ONNX model calibration#

quark.onnx.calibrate.GenerateAnEmptyOnnxModel() ModelProto[source]#

Generate a empty onnx model in a temporary directory and return the path.

class quark.onnx.calibrate.OverridedHistogramCollector(method: str, symmetric: bool, num_bins: int, num_quantized_bins: int, percentile: float, scenario: str = 'same')[source]#
collect(name_to_arr: Dict[Any, Any]) Any[source]#
Generate informative data based on given data.
name_to_arrdict

tensor name to NDArray data

class quark.onnx.calibrate.OverridedMinMaxCalibrater(model_input: str | Path | ModelProto, op_types_to_calibrate: Sequence[str] | None = None, augmented_model_path: str = 'augmented_model.onnx', symmetric: bool = False, use_external_data_format: bool = False, moving_average: bool = False, averaging_constant: float = 0.01, max_intermediate_outputs: int | None = None)[source]#

This class is used to override the original Calibrater to prevent saving the augmented model to disk if the model size is less than 2GB.

Parameters:
  • model_input – ONNX model to calibrate. It is a model path or a ModelProto.

  • op_types_to_calibrate – operator types to calibrate.

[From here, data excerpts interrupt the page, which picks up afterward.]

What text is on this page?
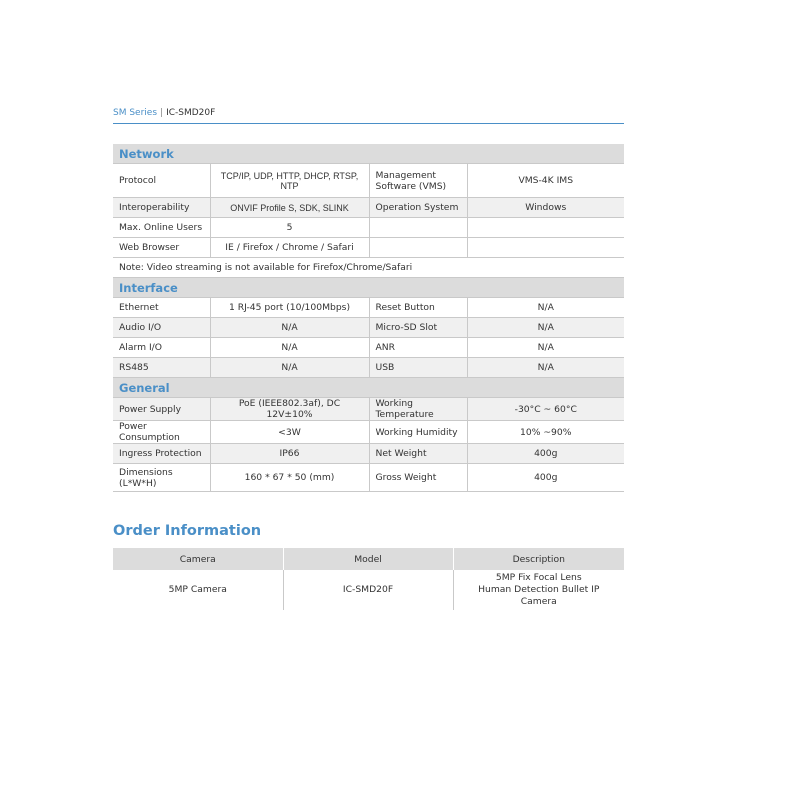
SM Series | IC-SMD20F
Network			
Protocol	TCP/IP, UDP, HTTP, DHCP, RTSP, NTP	Management Software (VMS)	VMS-4K IMS
Interoperability	ONVIF Profile S, SDK, SLINK	Operation System	Windows
Max. Online Users	5		
Web Browser	IE / Firefox / Chrome / Safari		
Note: Video streaming is not available for Firefox/Chrome/Safari			
Interface			
Ethernet	1 RJ-45 port (10/100Mbps)	Reset Button	N/A
Audio I/O	N/A	Micro-SD Slot	N/A
Alarm I/O	N/A	ANR	N/A
RS485	N/A	USB	N/A
General			
Power Supply	PoE (IEEE802.3af), DC 12V±10%	Working Temperature	-30°C ~ 60°C
Power Consumption	<3W	Working Humidity	10% ~90%
Ingress Protection	IP66	Net Weight	400g
Dimensions (L*W*H)	160 * 67 * 50 (mm)	Gross Weight	400g
Order Information
Camera	Model	Description
5MP Camera	IC-SMD20F	5MP Fix Focal Lens
Human Detection Bullet IP
Camera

By default, calibrate all the float32/float16 tensors.

  • augmented_model_path – save augmented model to this path.

  • symmetric – make range of tensor symmetric (central point is 0).

  • use_external_data_format – use external data format to store model which size is >= 2Gb

  • moving_average – compute the moving average of the minimum and maximum values instead of the global minimum and maximum.

  • averaging_constant – constant smoothing factor to use when computing the moving average.

  • max_intermediate_outputs – maximum number of intermediate outputs before an intermediate range is computed.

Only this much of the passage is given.